At the height of Nigeria’s foreign exchange crisis in recent years, the chasm between the official and black market rates ran into the hundreds of naira, breeding arbitrage opportunities, capital flight, and a pervasive lack of confidence in the country’s monetary framework. The fact that this gap now sits at approximately ₦38 is, by any historical measure, a remarkable compression.
“What we are seeing is the logical outcome of sustained reforms,” said one Lagos-based currency analyst who monitors CBN data closely. “When the official market reflects something closer to true market pricing, the incentive to seek out parallel channels diminishes. That is exactly the kind of convergence the CBN has been working towards.”
The convergence trend has been bolstered by Nigeria’s ongoing foreign exchange framework reforms, which have included greater flexibility in rate-setting, improved transparency in dollar allocations, and a more aggressive posture in maintaining FX liquidity, all measures designed to restore confidence among investors and end-users alike.
Tuesday’s stability came on the back of a run of gains recorded by the naira in the opening days of June, when the local currency posted successive improvements against the dollar before levelling off this week.
Market indicators showed the USD/NGN rate hovering around ₦1,360.12 per dollar in the official window, a figure that, not long ago, would have seemed optimistic in analyst projections.
The naira’s strengthening over the past month has been attributed largely to improved foreign exchange supply, driven by a combination of factors: rising oil revenues, improved remittance inflows, and what traders describe as a more predictable CBN intervention posture that has reduced the kind of speculative hoarding that once routinely drove up dollar demand.
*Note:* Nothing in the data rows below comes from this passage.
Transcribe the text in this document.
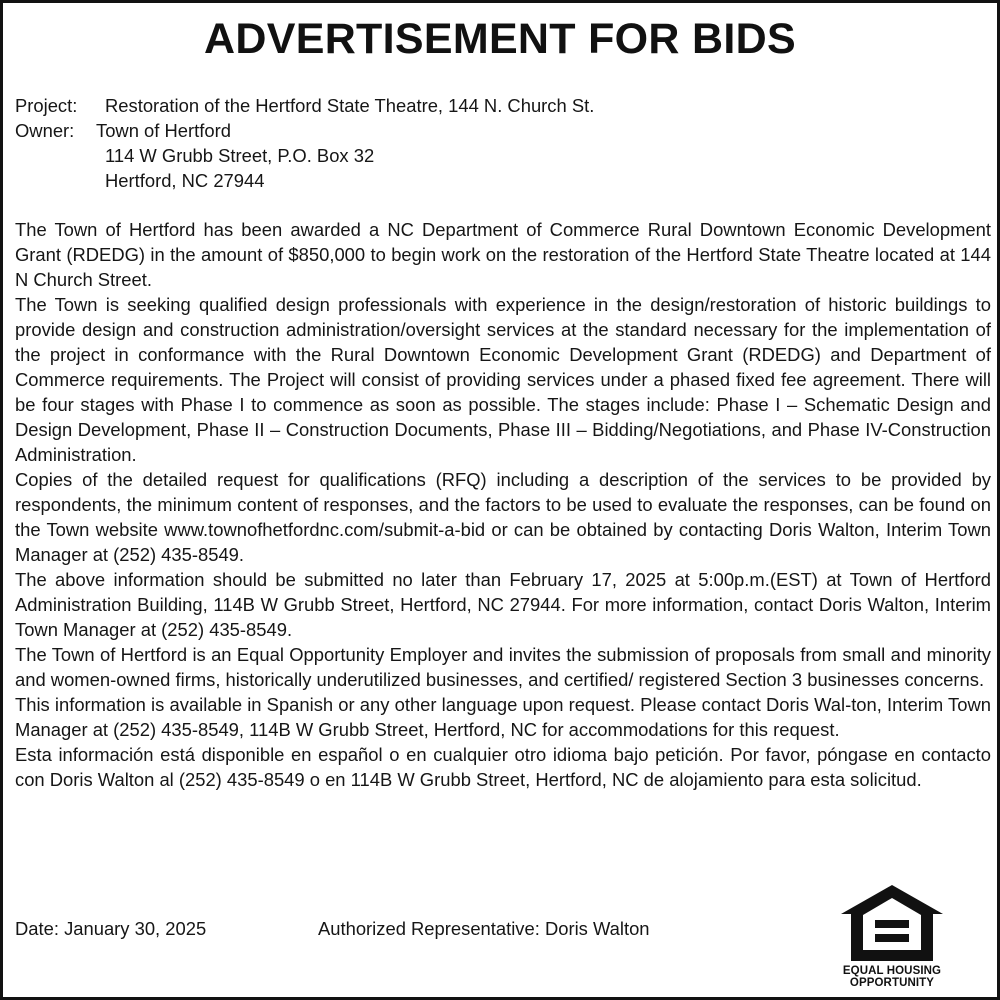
ADVERTISEMENT FOR BIDS
Project: Restoration of the Hertford State Theatre, 144 N. Church St.
Owner: Town of Hertford
114 W Grubb Street, P.O. Box 32
Hertford, NC 27944

The Town of Hertford has been awarded a NC Department of Commerce Rural Downtown Economic Development Grant (RDEDG) in the amount of $850,000 to begin work on the restoration of the Hertford State Theatre located at 144 N Church Street.

The Town is seeking qualified design professionals with experience in the design/restoration of historic buildings to provide design and construction administration/oversight services at the standard necessary for the implementation of the project in conformance with the Rural Downtown Economic Development Grant (RDEDG) and Department of Commerce requirements. The Project will consist of providing services under a phased fixed fee agreement. There will be four stages with Phase I to commence as soon as possible. The stages include: Phase I – Schematic Design and Design Development, Phase II – Construction Documents, Phase III – Bidding/Negotiations, and Phase IV-Construction Administration.

Copies of the detailed request for qualifications (RFQ) including a description of the services to be provided by respondents, the minimum content of responses, and the factors to be used to evaluate the responses, can be found on the Town website www.townofhetfordnc.com/submit-a-bid or can be obtained by contacting Doris Walton, Interim Town Manager at (252) 435-8549.

The above information should be submitted no later than February 17, 2025 at 5:00p.m.(EST) at Town of Hertford Administration Building, 114B W Grubb Street, Hertford, NC 27944. For more information, contact Doris Walton, Interim Town Manager at (252) 435-8549.

The Town of Hertford is an Equal Opportunity Employer and invites the submission of proposals from small and minority and women-owned firms, historically underutilized businesses, and certified/ registered Section 3 businesses concerns.

This information is available in Spanish or any other language upon request. Please contact Doris Wal-ton, Interim Town Manager at (252) 435-8549, 114B W Grubb Street, Hertford, NC for accommodations for this request.

Esta información está disponible en español o en cualquier otro idioma bajo petición. Por favor, póngase en contacto con Doris Walton al (252) 435-8549 o en 114B W Grubb Street, Hertford, NC de alojamiento para esta solicitud.

Date: January 30, 2025	Authorized Representative: Doris Walton
EQUAL HOUSING
OPPORTUNITY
Despite the headline stability, currency traders on Tuesday were careful not to overstate the calm, noting that underlying demand for foreign exchange remained persistent, even if it had not escalated into the kind of acute pressure that has rattled the naira in previous periods.
Manufacturers seeking raw material imports, business travelers, students paying overseas tuition fees, and retail end-users continue to queue for dollars through both official banking channels and bureaux de change. That demand, traders noted, has not disappeared; it has simply not surged.
“The moment you see a spike in import demand or any external shock, you could see the rate move,” one dealer at a Lagos bureau de change told this reporter. “For now, things are calm. But calm in this market doesn’t mean the pressure is gone; it just means supply is keeping up.”
For the average Nigerian, the importer stocking shelves, the parent wiring school fees abroad, and the small business owner buying equipment, Tuesday’s rates translate to a cost-of-dollar environment that, while still elevated by long-term historical standards, is meaningfully more predictable than it was at the peak of the FX crisis.
Banks, bureaux de change, and financial institutions may quote rates that vary slightly from the headline figures depending on transaction volumes, location, and prevailing demand, and users are advised to verify rates directly with their financial service providers before transacting.
WHAT YOU SHOULD KNOW
The Nigerian naira is holding steady at roughly ₦1,362–₦1,365 to the dollar in the official market and around ₦1,390–₦1,400 in the parallel market.
The most significant takeaway is the narrowing gap between both markets, now just ₦38, a clear sign that Nigeria’s foreign exchange reforms are working.
Improved dollar supply, moderating demand, and a more transparent CBN policy are collectively pulling the official and black market rates closer together.
While pressure from importers, manufacturers, and everyday users persists, the naira’s current stability signals growing confidence in Nigeria’s FX framework.